Michael Grillo
207.581.3252
Magister artis historia
History of Art, Photography
Dr. Michael Grillo writes on how Italian fourteenth-century images operate as primary sources that visually articulate ideas inexpressible in any other media, including the verbal realm.
Dr. Grillo received his PhD from Cornell University with a dissertation on Medieval History of Art.
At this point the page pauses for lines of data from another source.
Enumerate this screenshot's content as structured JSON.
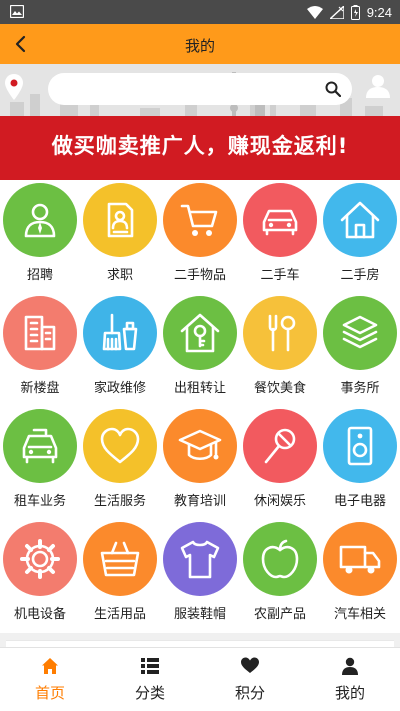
{
  "status_bar": {
    "time": "9:24"
  },
  "header": {
    "title": "我的"
  },
  "banner": {
    "slogan": "做买咖卖推广人，赚现金返利!",
    "search_placeholder": ""
  },
  "categories": [
    {
      "label": "招聘",
      "icon": "recruit-icon",
      "color": "#6cbf43"
    },
    {
      "label": "求职",
      "icon": "resume-icon",
      "color": "#f4c12a"
    },
    {
      "label": "二手物品",
      "icon": "cart-icon",
      "color": "#fb8a2c"
    },
    {
      "label": "二手车",
      "icon": "car-icon",
      "color": "#f25a5f"
    },
    {
      "label": "二手房",
      "icon": "house-icon",
      "color": "#42b8ec"
    },
    {
      "label": "新楼盘",
      "icon": "building-icon",
      "color": "#f37c6e"
    },
    {
      "label": "家政维修",
      "icon": "cleaning-icon",
      "color": "#3fb4e8"
    },
    {
      "label": "出租转让",
      "icon": "rent-key-icon",
      "color": "#6cbf43"
    },
    {
      "label": "餐饮美食",
      "icon": "cutlery-icon",
      "color": "#f6c13a"
    },
    {
      "label": "事务所",
      "icon": "layers-icon",
      "color": "#6cbf43"
    },
    {
      "label": "租车业务",
      "icon": "taxi-icon",
      "color": "#6cbf43"
    },
    {
      "label": "生活服务",
      "icon": "heart-icon",
      "color": "#f4c12a"
    },
    {
      "label": "教育培训",
      "icon": "graduation-cap-icon",
      "color": "#fb8a2c"
    },
    {
      "label": "休闲娱乐",
      "icon": "microphone-icon",
      "color": "#f25a5f"
    },
    {
      "label": "电子电器",
      "icon": "speaker-icon",
      "color": "#42b8ec"
    },
    {
      "label": "机电设备",
      "icon": "gear-icon",
      "color": "#f37c6e"
    },
    {
      "label": "生活用品",
      "icon": "basket-icon",
      "color": "#fb8a2c"
    },
    {
      "label": "服装鞋帽",
      "icon": "tshirt-icon",
      "color": "#7e6bd9"
    },
    {
      "label": "农副产品",
      "icon": "apple-icon",
      "color": "#6cbf43"
    },
    {
      "label": "汽车相关",
      "icon": "truck-icon",
      "color": "#fb8a2c"
    }
  ],
  "bottom_nav": [
    {
      "label": "首页",
      "icon": "home-icon",
      "active": true
    },
    {
      "label": "分类",
      "icon": "list-icon",
      "active": false
    },
    {
      "label": "积分",
      "icon": "heart-icon",
      "active": false
    },
    {
      "label": "我的",
      "icon": "user-icon",
      "active": false
    }
  ],
  "colors": {
    "accent": "#ff9a1a",
    "active_nav": "#ff7d00",
    "banner_red": "#d11b22"
  }
}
He continued this work with his 1997 book, “Symbolic Structures: The Role of Composition in Signalling Meaning in Italian Late Medieval Painting.” Recent articles include ““Perspective as Structured Memory in the Wake of the Plague”Illuminated Architecture: The Influence of Manuscripts on the Palatine Chapel”, “Broadening the Gene Pool: The Value of the Humanities Future Success”, and “The David of Michelangelo and Renaissance Neo-Platonism”. He offers seminars on Fourteenth-Century Epistemology, Medieval and Renaissance Phenomenology, Theory and Practice in Photography, and Documentary Film History, among others. He is also a practicing photographer, and seeks to explore how aesthetic theories play out directly in application in our world, particularly how photography operates as a cultural specific visual modality.
He directs both the interdisciplinary Medieval and Renaissance Studies minor and the Film and Video minor.